Question

Decide whether the equation defines y as a function of x.
x^{2}y-x^{2}+3y=0
How to know whether y is a funtion of x or not?

Answer 1

Theoretically, if you pick a value for 'x', do you EVER get more than one value for 'y'?

More Practically, can you solve it for y and get a better look at it?

Answer 2

sorry i still don't get it, can you explain it more ):

Answer 3

You didn't answer my question. Can you solve it for 'y'? Let's see what you get.

Answer 4

if x=1 then y=1/4, yes, only one value, and what to do next?

Answer 5

That is quite insufficient. You must pick all possible values for x and prove it for all of them.

Go ahead and solve it for y. You will see it clearly in that form.

Answer 6

after that, do i need to graph it and use the vertical line test?

Answer 7

@tamiashi try rearranging the equation into the form y = ...

Answer 8

You shouldn't need to graph it for the vertical line test, but you can if you like. It's usually obvious from the equation, as to whether it's a function or not.

Answer 9

Writing it this way might help you to solve for y...\[(x^{2}y + 3y) -x^{2}=0 \]

Answer 10

y=x^2/x^2 + 3, and then?

Answer 11

Very bad: y = x^2 / (x^2 + 3) is correct.

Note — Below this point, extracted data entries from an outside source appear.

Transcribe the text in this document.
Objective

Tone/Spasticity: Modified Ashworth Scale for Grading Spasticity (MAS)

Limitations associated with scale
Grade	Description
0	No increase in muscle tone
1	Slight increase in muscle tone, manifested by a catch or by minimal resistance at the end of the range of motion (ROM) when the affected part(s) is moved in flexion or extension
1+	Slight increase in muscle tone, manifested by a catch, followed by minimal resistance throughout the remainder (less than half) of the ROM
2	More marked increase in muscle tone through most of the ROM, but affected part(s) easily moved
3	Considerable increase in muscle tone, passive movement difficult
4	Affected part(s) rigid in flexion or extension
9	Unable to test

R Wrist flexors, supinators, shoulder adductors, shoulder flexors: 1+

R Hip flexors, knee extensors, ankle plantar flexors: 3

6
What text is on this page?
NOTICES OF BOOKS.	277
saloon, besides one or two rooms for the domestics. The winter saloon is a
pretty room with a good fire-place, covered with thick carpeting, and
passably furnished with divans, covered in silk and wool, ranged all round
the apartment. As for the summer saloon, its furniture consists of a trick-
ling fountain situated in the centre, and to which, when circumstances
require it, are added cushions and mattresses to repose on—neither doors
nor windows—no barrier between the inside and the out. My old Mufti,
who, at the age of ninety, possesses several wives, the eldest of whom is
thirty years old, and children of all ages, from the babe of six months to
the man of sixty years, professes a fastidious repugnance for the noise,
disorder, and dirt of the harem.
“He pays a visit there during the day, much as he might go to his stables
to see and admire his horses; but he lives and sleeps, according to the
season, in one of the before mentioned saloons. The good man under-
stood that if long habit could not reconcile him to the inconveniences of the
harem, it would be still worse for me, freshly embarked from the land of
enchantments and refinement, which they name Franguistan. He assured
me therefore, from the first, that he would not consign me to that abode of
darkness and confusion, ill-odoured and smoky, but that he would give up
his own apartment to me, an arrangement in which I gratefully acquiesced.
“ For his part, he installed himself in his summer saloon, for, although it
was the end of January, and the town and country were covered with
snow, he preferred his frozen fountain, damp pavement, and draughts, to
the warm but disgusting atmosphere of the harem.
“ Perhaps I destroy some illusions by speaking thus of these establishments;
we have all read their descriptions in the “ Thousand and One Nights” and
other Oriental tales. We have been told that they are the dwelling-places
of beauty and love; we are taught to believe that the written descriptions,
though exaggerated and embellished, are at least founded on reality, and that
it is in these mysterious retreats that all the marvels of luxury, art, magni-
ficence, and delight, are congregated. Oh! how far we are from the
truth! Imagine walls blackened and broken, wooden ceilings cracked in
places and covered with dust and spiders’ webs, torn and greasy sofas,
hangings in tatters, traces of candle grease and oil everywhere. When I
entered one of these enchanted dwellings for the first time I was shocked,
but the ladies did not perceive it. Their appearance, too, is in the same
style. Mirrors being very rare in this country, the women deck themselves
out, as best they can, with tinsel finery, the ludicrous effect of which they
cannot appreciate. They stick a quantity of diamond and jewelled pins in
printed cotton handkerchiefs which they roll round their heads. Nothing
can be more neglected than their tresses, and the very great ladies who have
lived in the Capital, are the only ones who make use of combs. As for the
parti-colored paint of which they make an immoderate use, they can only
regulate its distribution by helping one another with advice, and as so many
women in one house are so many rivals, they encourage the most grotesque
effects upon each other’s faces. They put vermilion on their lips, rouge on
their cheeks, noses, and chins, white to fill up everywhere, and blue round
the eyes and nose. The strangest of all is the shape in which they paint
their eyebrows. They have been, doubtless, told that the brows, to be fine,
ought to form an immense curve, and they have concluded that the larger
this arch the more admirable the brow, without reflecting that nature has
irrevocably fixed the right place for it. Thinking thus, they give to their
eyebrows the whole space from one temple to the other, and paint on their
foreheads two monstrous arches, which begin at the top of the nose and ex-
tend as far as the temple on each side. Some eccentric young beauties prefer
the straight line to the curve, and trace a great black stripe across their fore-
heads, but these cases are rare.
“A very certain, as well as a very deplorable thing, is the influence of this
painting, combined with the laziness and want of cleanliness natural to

The parentheses are NOT optional.

Think on this expression on the right hand side. Given a value for x, and and all possible values, will you EVER get more than one value for y?

Answer 12

\[(x^{2}y + 3y) -x^{2}=0 \]try pulling a factor of y from above to get...
\[y(x^{2} + 3) -x^{2}=0\]Now try solving for y.

Answer 13

@agent0smith y= x^2/(x^2+3) i missed the parentheses as tkhunny said ><
@tkhunny Hm... if there is no more than one value for y, then y is a funtion of x, isn't it?

Answer 14

Yes. Can you talk your way to that conclusion or will you just be assuming it?